DSIJ Mindshare

Get The Best From Your Investments

Hemant Rustagi

CEO, Wiseinvest Advisors

It is heartening to see an increasing number of investors achieving investment success on a consistent basis. There has also been a marked change in how they perceive risk and reward and have understood the importance of creating the right balance between these two important elements of investment. Besides, they demonstrate commitment to follow the right process to decide which asset classes to invest in and in what proportion. Last but not the least, they are gradually making market-linked products like mutual funds an integral part of their portfolios.

However, as mutual funds are becoming increasingly important in investors’ investment landscape, many of them, especially those who invest in equity funds, face certain dilemmas every now and then. Then there are those investors who are still on the sidelines, wondering whether mutual funds are an ideal investment option for them or not. Here’s how investors can deal with these dilemmas:

Is it Time to Exit?

This is a dilemma that every investor faces from time to time. Every time the market turns volatile, investors start wondering whether it’s time to exit. The fact, however, is that with any investments, there are two key decisions to be made. The first is when to buy and the second is when to sell. Obviously, the difficult one is to know when to sell. The right way to tackle this dilemma is to stay committed to one’s time horizon and maintain the asset allocation worked out after keeping investment objective and risk profile in mind.

While booking profits may be an integral part of the portfolio strategy, relying on the market timing to do so may not be a smart thing to do. The right thing to do would be to rebalance the portfolio to bring the asset allocation back at the original level i.e. by redeeming a part of the better performing asset class and move it to another asset class that is not doing well at that point of time. This can be an annual exercise. This strategy allows an investor to not only remain invested in equity at all times but also benefit from averaging as rebalancing ensures entry at lower levels.

Is it Time to do Bottom Fishing?

The increased volatility in the market in recent weeks has left investors wondering whether they should wait for the markets to bottom out or start making part investments at different levels. Considering that the current fall is more on account of international factors than domestic ones, it is very difficult to predict as to how the market will pan out in the short term. Therefore, investing as a combination of systematic and lump sum can yield wonderful results. For a mutual fund investor, the prudent way to invest in equity funds would be to invest a part of the investible funds as a lump sum and the balance systematically over a period of time through a Systematic Transfer Plan (STP). Through STP, one can transfer a fixed sum at a pre-determined interval from a liquid or a floating rate fund to an equity fund of the same mutual fund.

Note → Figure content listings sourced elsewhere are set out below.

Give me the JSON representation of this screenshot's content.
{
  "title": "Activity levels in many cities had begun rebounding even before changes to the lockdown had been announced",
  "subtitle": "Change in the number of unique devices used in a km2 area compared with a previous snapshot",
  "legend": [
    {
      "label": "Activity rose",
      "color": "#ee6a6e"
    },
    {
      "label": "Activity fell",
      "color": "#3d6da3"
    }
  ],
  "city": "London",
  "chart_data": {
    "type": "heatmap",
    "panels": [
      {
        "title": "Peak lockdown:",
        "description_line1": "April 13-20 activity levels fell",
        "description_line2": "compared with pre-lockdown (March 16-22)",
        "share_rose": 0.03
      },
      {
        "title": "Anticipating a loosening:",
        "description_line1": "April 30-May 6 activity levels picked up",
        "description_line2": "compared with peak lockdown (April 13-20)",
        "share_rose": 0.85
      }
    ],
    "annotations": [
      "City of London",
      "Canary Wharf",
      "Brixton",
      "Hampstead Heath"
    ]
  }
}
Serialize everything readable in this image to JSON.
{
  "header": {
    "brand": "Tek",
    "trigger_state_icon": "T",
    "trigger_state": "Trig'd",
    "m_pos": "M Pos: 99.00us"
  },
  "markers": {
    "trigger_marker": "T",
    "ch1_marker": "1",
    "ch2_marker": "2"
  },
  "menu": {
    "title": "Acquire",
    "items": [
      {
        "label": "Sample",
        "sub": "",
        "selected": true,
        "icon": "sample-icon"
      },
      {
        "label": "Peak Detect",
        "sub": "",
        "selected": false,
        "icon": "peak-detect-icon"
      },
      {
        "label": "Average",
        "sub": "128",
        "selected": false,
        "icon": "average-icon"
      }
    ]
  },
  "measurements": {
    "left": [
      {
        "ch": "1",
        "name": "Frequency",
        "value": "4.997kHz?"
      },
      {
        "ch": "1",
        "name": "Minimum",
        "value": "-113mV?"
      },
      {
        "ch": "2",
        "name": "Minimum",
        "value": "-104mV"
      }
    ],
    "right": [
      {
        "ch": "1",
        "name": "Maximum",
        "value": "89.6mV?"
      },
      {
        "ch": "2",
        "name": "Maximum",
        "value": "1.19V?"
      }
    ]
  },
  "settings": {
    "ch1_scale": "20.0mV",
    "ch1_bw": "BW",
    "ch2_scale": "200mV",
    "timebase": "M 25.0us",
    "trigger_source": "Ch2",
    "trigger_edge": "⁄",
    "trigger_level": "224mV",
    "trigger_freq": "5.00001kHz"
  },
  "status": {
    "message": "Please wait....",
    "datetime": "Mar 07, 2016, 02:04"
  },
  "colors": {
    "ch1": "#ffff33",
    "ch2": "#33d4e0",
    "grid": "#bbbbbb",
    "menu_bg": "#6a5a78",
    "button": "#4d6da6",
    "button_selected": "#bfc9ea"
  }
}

Are Mutual Funds Safe and Transparent?

Though mutual funds are slowly and steadily finding their rightful place in the portfolios of Indian investors, there is still a section of the investing public that often wonders as to how safe and dependable mutual funds are. For the benefit of those who have not yet started investing in mutual funds, it is important to know that one of the safeguards for mutual fund investors in India is that the industry is well-regulated. These regulations not only cover every aspect of a mutual fund working but also clearly spell out as to what a mutual fund can do and what it cannot do. The disclosure norms, level of transparency and control of mutual funds ensure investor protection.

One of the major benefits of investing in mutual funds is the wealth of information that they provide to existing as well as prospective investors. Taken together, the various reports provide investors with vital information regarding the financial status and the manner in which the fund is managed.

As regards keeping a track of one’s investments, the main sources of information are fact sheets, websites and various publications. MFs publish monthly fact sheets which contain portfolio information, a report from the fund manager, and performance statistics on the schemes managed by it. These can help an investor a great deal in knowing how the schemes in his portfolio are doing vis-a-vis the peer group as well as the benchmarks.